Data management in Fedora – last week Fedora 4 became available. Supports linked open data; content modeling; versioning; large files; fixity checking; external, asynchronous storage.
DataOne project -humanities, social sciences, earth science. 80% of files are excel or comma-delimited – the long tail of data.
Commercial based cloud solutions – Attract end users because solves immediate need without adding a ton of work to end user. Share, collaborate,or meet mandate by publisher or funding agency; Little to no preservation practices in place; No stated or unstated longerm data management practices; long term at risk reliant on investors interest and success in the market; lack of trust and control in academic community.
Publishers are paying for storage of data in Figshare.
Community based cloud solutions: duracloud (in partnership with DPN and chronopolis); center for open science; dryad (UNC, based on DSpace); zenodo.
Questions: Is it open source? Are the policies transparent? What is the governance? Are there policies to preserve the data?
POWRR study from IMLS – comprehensive study of archiving tools.
Availability-Usability Gap – Copyright, open data and the availability-usability gap: challenges opportunities, and approaches for libraries.
The big ideals: “data as the new gold” – we are building the mines, can we make them safe and stable?
Principles: Denton Declaration 2012. Research data when repurposed has accretive value; publicly funded research should be publicly available for public good (issues with commercial providers); transparency in research is essential to sustain the public trust; validation of research data by peer community essential to the function of responsible research; managing research data is the responsibility of a broad community of stakeholders including researchers, funders, institutions, libraries, archivists, and the public.
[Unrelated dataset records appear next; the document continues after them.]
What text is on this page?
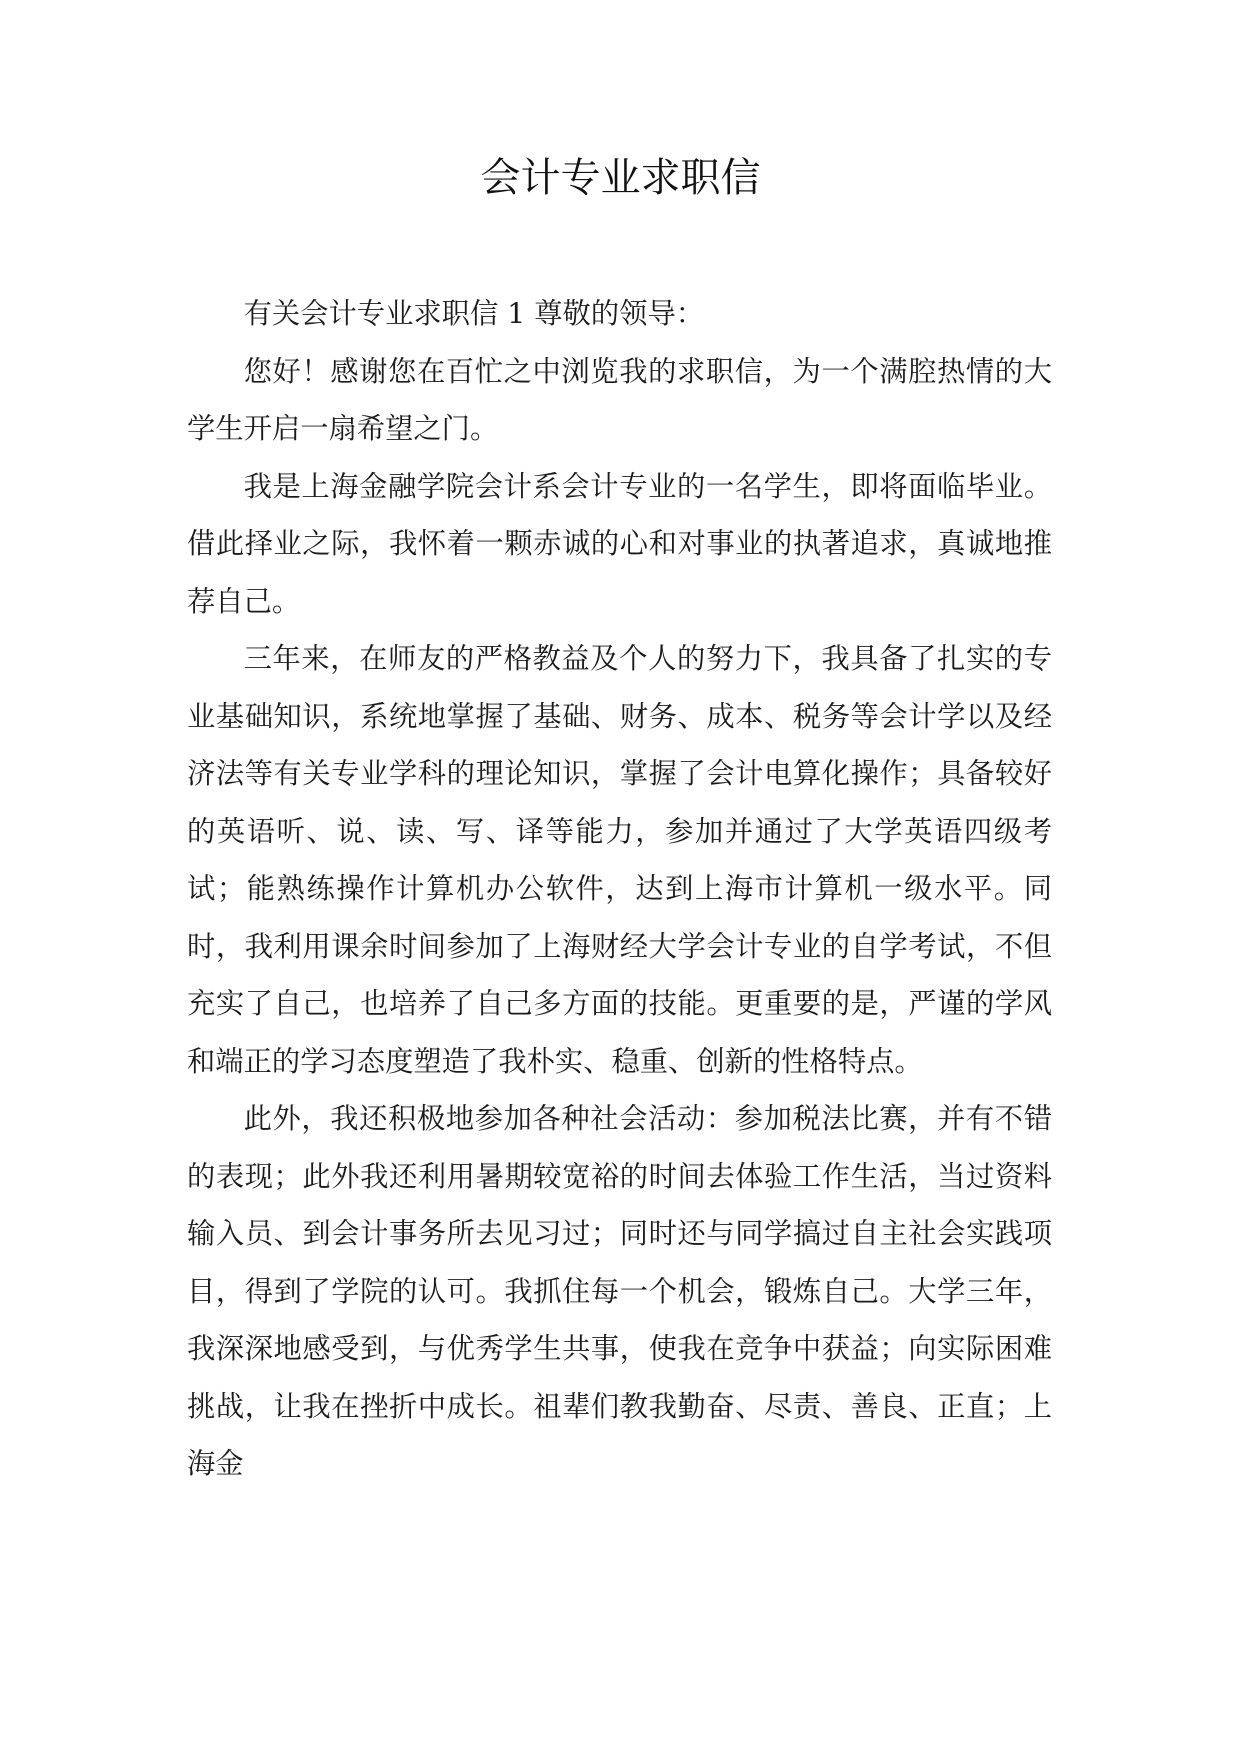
会计专业求职信

有关会计专业求职信 1 尊敬的领导：

您好！感谢您在百忙之中浏览我的求职信，为一个满腔热情的大学生开启一扇希望之门。

我是上海金融学院会计系会计专业的一名学生，即将面临毕业。借此择业之际，我怀着一颗赤诚的心和对事业的执著追求，真诚地推荐自己。

三年来，在师友的严格教益及个人的努力下，我具备了扎实的专业基础知识，系统地掌握了基础、财务、成本、税务等会计学以及经济法等有关专业学科的理论知识，掌握了会计电算化操作；具备较好的英语听、说、读、写、译等能力，参加并通过了大学英语四级考试；能熟练操作计算机办公软件，达到上海市计算机一级水平。同时，我利用课余时间参加了上海财经大学会计专业的自学考试，不但充实了自己，也培养了自己多方面的技能。更重要的是，严谨的学风和端正的学习态度塑造了我朴实、稳重、创新的性格特点。

此外，我还积极地参加各种社会活动：参加税法比赛，并有不错的表现；此外我还利用暑期较宽裕的时间去体验工作生活，当过资料输入员、到会计事务所去见习过；同时还与同学搞过自主社会实践项目，得到了学院的认可。我抓住每一个机会，锻炼自己。大学三年，我深深地感受到，与优秀学生共事，使我在竞争中获益；向实际困难挑战，让我在挫折中成长。祖辈们教我勤奋、尽责、善良、正直；上海金
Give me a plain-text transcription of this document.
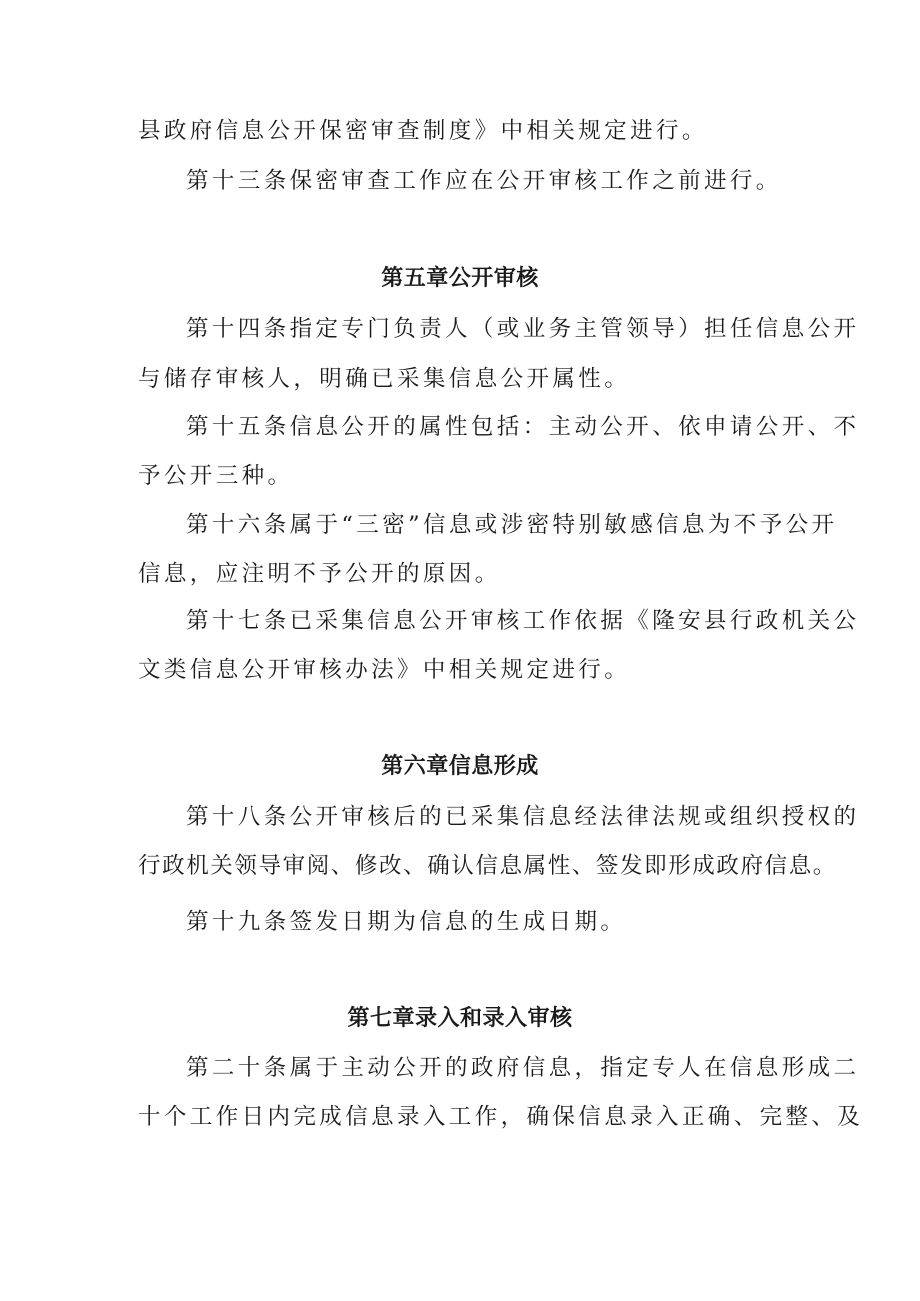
县政府信息公开保密审查制度》中相关规定进行。

第十三条保密审查工作应在公开审核工作之前进行。

第五章公开审核

第十四条指定专门负责人（或业务主管领导）担任信息公开

与储存审核人，明确已采集信息公开属性。

第十五条信息公开的属性包括：主动公开、依申请公开、不

予公开三种。

第十六条属于“三密”信息或涉密特别敏感信息为不予公开

信息，应注明不予公开的原因。

第十七条已采集信息公开审核工作依据《隆安县行政机关公

文类信息公开审核办法》中相关规定进行。

第六章信息形成

第十八条公开审核后的已采集信息经法律法规或组织授权的

行政机关领导审阅、修改、确认信息属性、签发即形成政府信息。

第十九条签发日期为信息的生成日期。

第七章录入和录入审核

第二十条属于主动公开的政府信息，指定专人在信息形成二

十个工作日内完成信息录入工作，确保信息录入正确、完整、及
Still early times:open access/data: Open access funding mandates (NIH 2008, NSF 2010, OSTP 2013); Simple things complex: making sure authors have the rights they need to deposit, can only pass on what they have to give; trending toward proactive planning in rquired data plans (data considered at the front end, well before publication).
Issues: technology outpaces law; law is harder than technology because it’s about people; different countries differ; different disciplines differ; hiding data (squeezing the last bit of publication before sharing; disincentives to share); data citation – chain of title; public versus private interest; cost – good metadata is expensive.
Progress: Research Data Aliiance- CODATA; DataCite; DataONE – best practicies primer; databib; ORCID; new roles for libraries as hubs of expertise – even if it’s to other parts of the enterprise.